While this Delphi survey provides valuable guidance from experts on HypoPT, there are several limitations to consider. First, the small sample size of seven clinical experts limits the generalizability of the findings. Although this number is consistent with the Delphi method, a larger panel might capture a broader spectrum of clinical opinions and practices.
Second, although we identified and reached consensus on many relevant factors for HypoPT diagnosis, treatment, and monitoring, this list is not exhaustive. Additional parameters and factors may be required in clinical practice depending on patient-specific needs and evolving treatment protocols. Future research should explore these additional parameters and validate them within broader patient populations to further enhance practical applicability.
Furthermore, while consensus was reached on many diagnostic and monitoring practices, areas such as the exact threshold for PTH levels and the optimal timing for identifying chronic HypoPT were less conclusive. This ambiguity highlights the ongoing need for research and further refinement of best practices for HypoPT management.
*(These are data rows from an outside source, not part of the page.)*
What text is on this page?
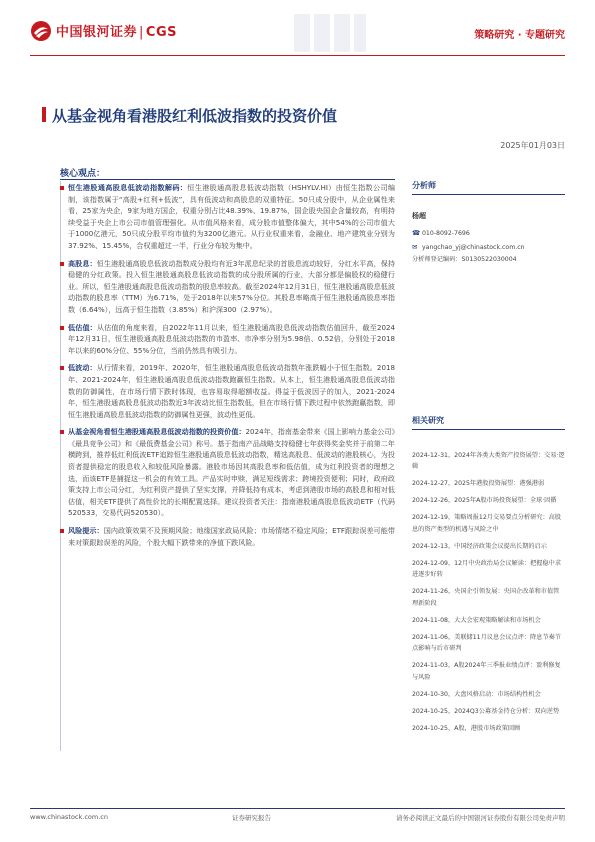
中国银河证券 | CGS	策略研究 · 专题研究
从基金视角看港股红利低波指数的投资价值
2025年01月03日
核心观点：
恒生港股通高股息低波动指数解码：恒生港股通高股息低波动指数（HSHYLV.HI）由恒生指数公司编制，该指数属于“高股+红利+低波”，具有低波动和高股息的双重特征。50只成分股中，从企业属性来看，25家为央企，9家为地方国企，权重分别占比48.39%、19.87%，国企股央国企含量较高，有明持续受益于央企上市公司市值管理强化。从市值风格来看，成分股市值整体偏大，其中54%的公司市值大于1000亿港元，50只成分股平均市值约为3200亿港元。从行业权重来看，金融业、地产建筑业分别为37.92%、15.45%，合权重超过一半，行业分布较为集中。
高股息：恒生港股通高股息低波动指数成分股均有近3年派息纪录的首股息流动较好，分红水平高，保持稳健的分红政策。投入恒生港股通高股息低波动指数的成分股所属的行业，大部分都是偏股权的稳健行业。所以，恒生港股通高股息低波动指数的股息率较高。截至2024年12月31日，恒生港股通高股息低波动指数的股息率（TTM）为6.71%，处于2018年以来57%分位。其股息率略高于恒生港股通高股息率指数（6.64%），远高于恒生指数（3.85%）和沪深300（2.97%）。
低估值：从估值的角度来看，自2022年11月以来，恒生港股通高股息低波动指数估值回升，截至2024年12月31日，恒生港股通高股息低波动指数的市盈率、市净率分别为5.98倍、0.52倍，分别处于2018年以来的60%分位、55%分位，当前仍然具有吸引力。
低波动：从行情来看，2019年、2020年，恒生港股通高股息低波动指数年涨跌幅小于恒生指数。2018年、2021-2024年，恒生港股通高股息低波动指数跑赢恒生指数。从本上，恒生港股通高股息低波动指数的防御属性，在市场行情下跌时体现，也容易取得超额收益。得益于低波因子的加入，2021-2024年，恒生港股通高股息低波动指数近3年波动比恒生指数低，但在市场行情下跌过程中依然跑赢指数，即恒生港股通高股息低波动指数的防御属性更强，波动性更低。
从基金视角看恒生港股通高股息低波动指数的投资价值：2024年，指南基金带来《国上影响力基金公司》《最具竞争公司》和《最低费基金公司》称号。基于指南产品战略支持稳健七年获得奖金奖并于前第二年横跨到，推荐低红利低波ETF追踪恒生港股通高股息低波动指数，精选高股息、低波动的港股核心，为投资者提供稳定的股息收入和较低风险暴露。港股市场因其高股息率和低估值，成为红利投资者的理想之选，而该ETF是捕捉这一机会的有效工具。产品实时申赎，满足短线需求；跨境投资便利；同时，政府政策支持上市公司分红，为红利资产提供了坚实支撑，并降低持有成本，考虑到港股市场的高股息和相对低估值，相关ETF提供了高性价比的长期配置选择。建议投资者关注：指南港股通高股息低波动ETF（代码520533，交易代码520530）。
风险提示：国内政策效果不及预期风险；地缘国家政局风险；市场情绪不稳定风险；ETF跟踪误差可能带来对策跟踪误差的风险，个股大幅下跌带来的净值下跌风险。
分析师
杨超
☎ 010-8092-7696
✉ yangchao_yj@chinastock.com.cn
分析师登记编码：S0130522030004
相关研究
2024-12-31，2024年各类大类资产投资展望：交易·逻辑
2024-12-27，2025年港股投资展望：港强港弱
2024-12-26，2025年A股市场投资展望：全球·因循
2024-12-19，策略周报12月交易要点分析研究：高股息的资产类型的机遇与风险之中
2024-12-13，中国经济政策会议提出长期的启示
2024-12-09，12月中央政治局会议解读：把握稳中求进逐步好转
2024-11-26，央国企引领发展：央国企改革和市值管理新阶段
2024-11-08，大大会宏观策略解读和市场机会
2024-11-06，美联储11月议息会议点评：降息节奏节点影响与后市研判
2024-11-03，A股2024年三季报业绩点评：盈利修复与风险
2024-10-30，大盘风格启动：市场结构性机会
2024-10-25，2024Q3公募基金持仓分析：双向逆势
2024-10-25，A股，港股市场政策回顾
www.chinastock.com.cn	证券研究报告	请务必阅读正文最后的中国银河证券股份有限公司免责声明
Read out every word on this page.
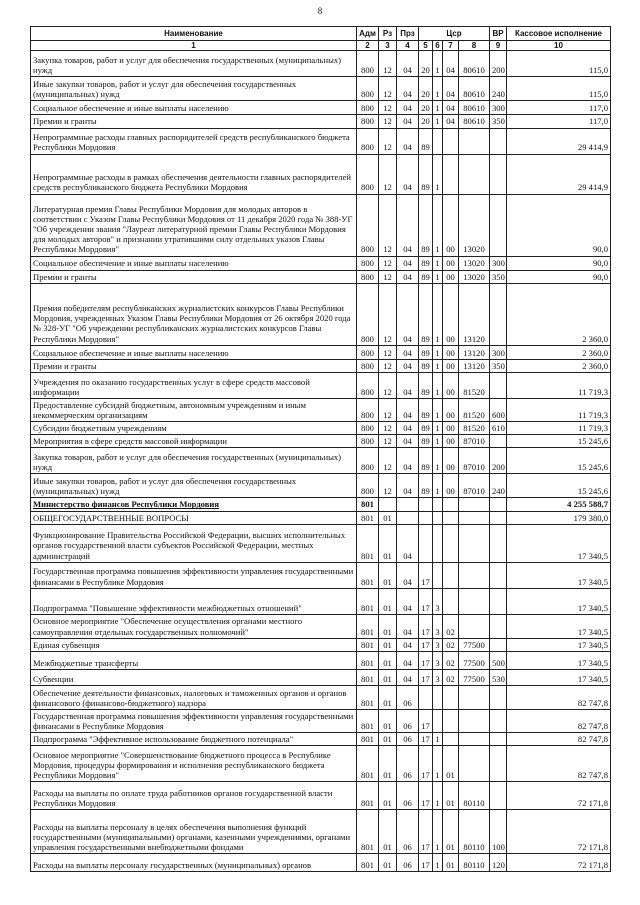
8
Наименование	Адм	Рз	Прз	Цср				ВР	Кассовое исполнение
1	2	3	4	5	6	7	8	9	10
Закупка товаров, работ и услуг для обеспечения государственных (муниципальных) нужд	800	12	04	20	1	04	80610	200	115,0
Иные закупки товаров, работ и услуг для обеспечения государственных (муниципальных) нужд	800	12	04	20	1	04	80610	240	115,0
Социальное обеспечение и иные выплаты населению	800	12	04	20	1	04	80610	300	117,0
Премии и гранты	800	12	04	20	1	04	80610	350	117,0
Непрограммные расходы главных распорядителей средств республиканского бюджета Республики Мордовия	800	12	04	89					29 414,9
Непрограммные расходы в рамках обеспечения деятельности главных распорядителей средств республиканского бюджета Республики Мордовия	800	12	04	89	1				29 414,9
Литературная премия Главы Республики Мордовия для молодых авторов в соответствии с Указом Главы Республики Мордовия от 11 декабря 2020 года № 388-УГ "Об учреждении звания "Лауреат литературной премии Главы Республики Мордовия для молодых авторов" и признании утратившими силу отдельных указов Главы Республики Мордовия"	800	12	04	89	1	00	13020		90,0
Социальное обеспечение и иные выплаты населению	800	12	04	89	1	00	13020	300	90,0
Премии и гранты	800	12	04	89	1	00	13020	350	90,0
Премия победителям республиканских журналистских конкурсов Главы Республики Мордовия, учрежденных Указом Главы Республики Мордовия от 26 октября 2020 года № 328-УГ "Об учреждении республиканских журналистских конкурсов Главы Республики Мордовия"	800	12	04	89	1	00	13120		2 360,0
Социальное обеспечение и иные выплаты населению	800	12	04	89	1	00	13120	300	2 360,0
Премии и гранты	800	12	04	89	1	00	13120	350	2 360,0
Учреждения по оказанию государственных услуг в сфере средств массовой информации	800	12	04	89	1	00	81520		11 719,3
Предоставление субсидий бюджетным, автономным учреждениям и иным некоммерческим организациям	800	12	04	89	1	00	81520	600	11 719,3
Субсидии бюджетным учреждениям	800	12	04	89	1	00	81520	610	11 719,3
Мероприятия в сфере средств массовой информации	800	12	04	89	1	00	87010		15 245,6
Закупка товаров, работ и услуг для обеспечения государственных (муниципальных) нужд	800	12	04	89	1	00	87010	200	15 245,6
Иные закупки товаров, работ и услуг для обеспечения государственных (муниципальных) нужд	800	12	04	89	1	00	87010	240	15 245,6
Министерство финансов Республики Мордовия	801								4 255 588,7
ОБЩЕГОСУДАРСТВЕННЫЕ ВОПРОСЫ	801	01							179 380,0
Функционирование Правительства Российской Федерации, высших исполнительных органов государственной власти субъектов Российской Федерации, местных администраций	801	01	04						17 340,5
Государственная программа повышения эффективности управления государственными финансами в Республике Мордовия	801	01	04	17					17 340,5
Подпрограмма "Повышение эффективности межбюджетных отношений"	801	01	04	17	3				17 340,5
Основное мероприятие "Обеспечение осуществления органами местного самоуправления отдельных государственных полномочий"	801	01	04	17	3	02			17 340,5
Единая субвенция	801	01	04	17	3	02	77500		17 340,5
Межбюджетные трансферты	801	01	04	17	3	02	77500	500	17 340,5
Субвенции	801	01	04	17	3	02	77500	530	17 340,5
Обеспечение деятельности финансовых, налоговых и таможенных органов и органов финансового (финансово-бюджетного) надзора	801	01	06						82 747,8
Государственная программа повышения эффективности управления государственными финансами в Республике Мордовия	801	01	06	17					82 747,8
Подпрограмма "Эффективное использование бюджетного потенциала"	801	01	06	17	1				82 747,8
Основное мероприятие "Совершенствование бюджетного процесса в Республике Мордовия, процедуры формирования и исполнения республиканского бюджета Республики Мордовия"	801	01	06	17	1	01			82 747,8
Расходы на выплаты по оплате труда работников органов государственной власти Республики Мордовия	801	01	06	17	1	01	80110		72 171,8
Расходы на выплаты персоналу в целях обеспечения выполнения функций государственными (муниципальными) органами, казенными учреждениями, органами управления государственными внебюджетными фондами	801	01	06	17	1	01	80110	100	72 171,8
Расходы на выплаты персоналу государственных (муниципальных) органов	801	01	06	17	1	01	80110	120	72 171,8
Lastly, while consensus was achieved on the importance of quality of life measurements, there is currently no universally accepted disease-specific tool for HypoPT in clinical practice. The HPQ28 questionnaire offers a promising approach being available in German and free of cost and should be progressively implemented in the regular care of HypoPT patients in future. Having been originally been drafted in German and English, it is now also available in other languages. In particular, it has been adapted and validated in French and Danish, while adaptations in Italian, Czech, Spanish and Turkish are pending. The still existing gap in QOL documentation underscores the importance of continued validation and implementation of such tools to better support patient-centered care in everyday clinical practice.